The US cattle herd is currently at its thinnest level in eight years, going back to 2015, wiped out by persistent drought conditions throughout the southwest that has led to sustained culling. The cattle population peaked in 2019 but has slipped into an ongoing downtrend in the years since. Along with an apparent inelasticity in the demand for beef – shrugging off large price gains – the cattle herd shrinkage helped to push live cattle futures to an all-time high earlier this month at nearly $1.82 per lb. Front month futures closed near $1.79 last week, up 13.8% the year-to-date period alone.
Widespread cattle culling began in 2020, largely due to supply chain disruptions that emerged in the wake of COVID-19 lockdowns, which shut operations at slaughterhouses and meatpacking plants. Despite those shutdowns, beef futures actually declined to a decade-low due to the perceived economic impact of the pandemic. Once the smoke began to clear and operations in the beef industry were able to ramp up again, ranchers were left to deal with a two-fold problem of weak prices and an inflated herd of live cattle that had built up in the time that slaughterhouses were shuttered. The latter variable faced the industry with the potential for an even deeper and more sustained downturn in pricing, which justified the culling.
Margins continued to be threatened by shortages of available water in key beef cow and crop producing regions throughout the US, which meant culling would have to continue even as prices rose rapidly. Per BLS data, the average price per pound of ground beef rose to a new record-high in May, up 3.6% from the prior month – the largest MoM increase in 19 months – and 25.1% since the start of 2021. That is a much larger increase than observed among prices for all meats, poultry, fish, and eggs in the CPI, which have risen 17.7% over the same period. The availability of water and green pastures continues to be a key consideration for ranchers in the 2023 harvest, and improvements in both of those factors have been sporadic at best.
The US was responsible for almost 22% of the world’s beef production in 2022, the largest share of any single nation, and what happens with the cattle population there is going to reverberate through prices across the globe. Large swathes of the US Midwest have been affected and continue to feel the sting of dryness, struggling with several phases of drought since 2020. Though fairly widespread, with states like Nebraska, Missouri and Kansas, all the way up along the great plains reporting drought conditions, the situation has been particularly severe in places like Texas and Oklahoma recently, the two largest states in the nation by number of beef cattle. Per Wisevoter, Texas and Oklahoma boast 4.5 million and 2.1 million cows, respectively, only slightly less than the cow population of the next four largest states (Missouri, Nebraska, South Dakota, and Kansas) combined.
As recently as March, US Drought Monitor data described more than 80% of Texas as “abnormally dry” or worse, with nearly a fifth of the state falling into the “extreme drought” category. The worst has now passed for most of the state, with less than 2% of the state now experiencing extreme drought, but the majority of Texas’ land remains at least abnormally dry. Cattle-rich east Texas is largely drought-free, but the leading beef-producing counties in the northern high plains, near the Oklahoma panhandle, remain some of the most heavily impacted by ongoing drought. Speaking of Oklahoma, two-thirds of the state is considered abnormally dry or worse, the highest level in three months.

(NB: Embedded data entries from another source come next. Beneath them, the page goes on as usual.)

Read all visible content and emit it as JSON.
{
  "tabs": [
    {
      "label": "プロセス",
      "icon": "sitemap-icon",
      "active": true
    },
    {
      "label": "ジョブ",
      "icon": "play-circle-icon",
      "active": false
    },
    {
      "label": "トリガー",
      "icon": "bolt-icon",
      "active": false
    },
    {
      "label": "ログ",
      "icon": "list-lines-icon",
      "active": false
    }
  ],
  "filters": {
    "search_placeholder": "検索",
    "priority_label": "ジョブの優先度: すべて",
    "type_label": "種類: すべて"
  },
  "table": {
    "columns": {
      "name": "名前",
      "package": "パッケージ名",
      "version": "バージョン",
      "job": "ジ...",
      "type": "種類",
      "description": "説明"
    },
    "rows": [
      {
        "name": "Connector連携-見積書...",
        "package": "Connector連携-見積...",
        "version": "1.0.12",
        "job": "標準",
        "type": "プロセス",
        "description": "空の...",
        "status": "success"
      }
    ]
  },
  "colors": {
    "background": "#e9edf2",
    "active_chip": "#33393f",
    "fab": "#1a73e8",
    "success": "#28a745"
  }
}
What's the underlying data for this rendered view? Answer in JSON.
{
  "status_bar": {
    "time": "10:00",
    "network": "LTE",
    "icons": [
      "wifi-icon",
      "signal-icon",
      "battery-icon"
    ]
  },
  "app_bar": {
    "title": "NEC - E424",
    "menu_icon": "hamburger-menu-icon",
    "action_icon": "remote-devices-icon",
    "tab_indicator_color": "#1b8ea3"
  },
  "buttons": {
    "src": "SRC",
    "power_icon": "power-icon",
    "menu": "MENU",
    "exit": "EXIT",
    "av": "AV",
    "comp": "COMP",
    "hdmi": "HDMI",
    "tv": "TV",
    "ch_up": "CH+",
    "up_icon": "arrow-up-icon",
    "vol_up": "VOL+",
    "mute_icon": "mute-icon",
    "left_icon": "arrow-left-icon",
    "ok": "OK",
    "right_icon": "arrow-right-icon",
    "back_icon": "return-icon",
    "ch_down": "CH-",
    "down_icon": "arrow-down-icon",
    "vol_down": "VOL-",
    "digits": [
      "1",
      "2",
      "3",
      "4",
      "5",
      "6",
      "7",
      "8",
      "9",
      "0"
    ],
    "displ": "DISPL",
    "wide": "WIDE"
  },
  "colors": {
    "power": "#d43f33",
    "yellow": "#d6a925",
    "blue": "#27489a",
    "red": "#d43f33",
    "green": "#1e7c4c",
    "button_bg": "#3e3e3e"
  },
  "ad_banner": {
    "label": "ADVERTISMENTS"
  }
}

USDA data indicates American pasture and range conditions have improved slightly since last year, but May’s first national look shows just 33% is rated good to excellent while a larger 37% is poor to very poor. Though 26% of Texas’s pasture conditions are rated good to excellent, up 15% from a year ago, that is still below the national average. Conditions have deteriorated significantly in most of the other big states that we’ve mentioned as well. Oklahoma, Missouri, Kansas, and Nebraska have each experienced double-digit percentage declines in pastures considered to be in good to excellent conditions. The one consolation is that the western US, specifically the Arizona, Utah, Nevada and California conglomeration, have seen huge improvements, but their combined cow population is only 1.7 million, equivalent to just one top-5, powerhouse state like Nebraska.
Not only has the number of beef cows in the US continued to diminish, but the slaughter rate has fallen as well, broadly trailing 2022 levels through May. The USDA sees beef production at 27.086 billion lbs in 2023, while next year’s beef production is seen at 24.795 billion lbs – a reduction of almost -2.3 billion lbs. Each of those figures also mark significant declines from record US beef production in 2021, equivalent to 28.360 billion lbs. Though a constrained supply for beef has been widely priced into futures contracts, which are now slightly off record highs, there could be more upside ahead if water supplies and other weather-dependent conditions take another turn for the worse in the summer.
Investors can gain exposure to livestock via the Invesco DB Agriculture Fund (DBA). The iPath Series B Bloomberg Livestock Subindex Total Return ETN (COW) has been a more targeted way for investors to allocate toward cattle prices, but Barclays announced the upcoming delisting of the fund on June 7.